Soma you must tell your GP that you've tried but cannot do this on your own anymore. The time is now for some formal treatment/intervention & any half decent GP will hear your desperation.

We will all be linking arms with you when you walking into that room (let's hope it's a big room or we'll never all squeeze in - esp SAF with her ever expanding waistline Wink Grin.

Bproud · 01/05/2012 20:52

Soma it is not what THEY can do that is different this time, it is what YOU can do that is different.
You are drinking a lot, but not so much that you can't quit it.
I really do have every sympathy with you, as I struggled myself for years, went to GP, had help from community team, went to AA, stopped for a few weeks each time, but went back to it each time.
This time, what was different was the constant support from this thread, I checked in every day, I shared my plans for NOT drinking every day, I cried out for help BEFORE the first glass when I wanted to.

I still had to make the choice for myself though, each day I decided not to drink just for one day, and slowly, slowly the days added up.
Come back and read all the posts you have made and received in the morning, and start your day 1.

There will be someone here to hold your hand. You can do it!

SadSoma · 01/05/2012 21:03

Bproud, Chasing, it makes sense, I hear what you say, thank you.

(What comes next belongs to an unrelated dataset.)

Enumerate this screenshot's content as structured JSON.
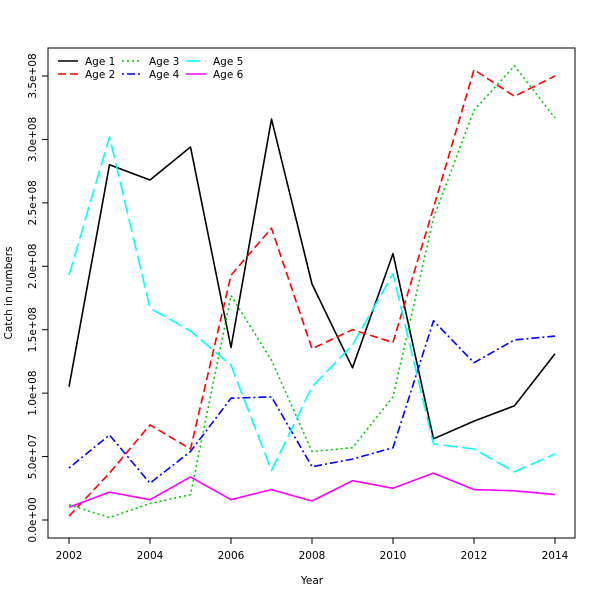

I just feel so weak, can't judge where the cravings are going to come from and when they hit I'm toast. I need to find a backbone. Or something. I really feel that if I was taking antabuse I wouldn't drink and I really want to give it a go.

I hope everyone is having a good evening and I thank you all from the bottom of my heart for being there.

Helpyourself · 01/05/2012 21:04

sadsoma I was wondering, can I ask to be sectioned? I feel so hopeless, nothing has ever worked so far and I want to be looked after, I want someone to help me stop drinking. I'm afraid that if I'm allowed to carry on the way I am something bad is going to happen.

I could have written your post word for word 3 years ago. I 'interventioned' myself. Who can you tell? Once I told DH and my parents how much I was drinking I couldn't hide anymore.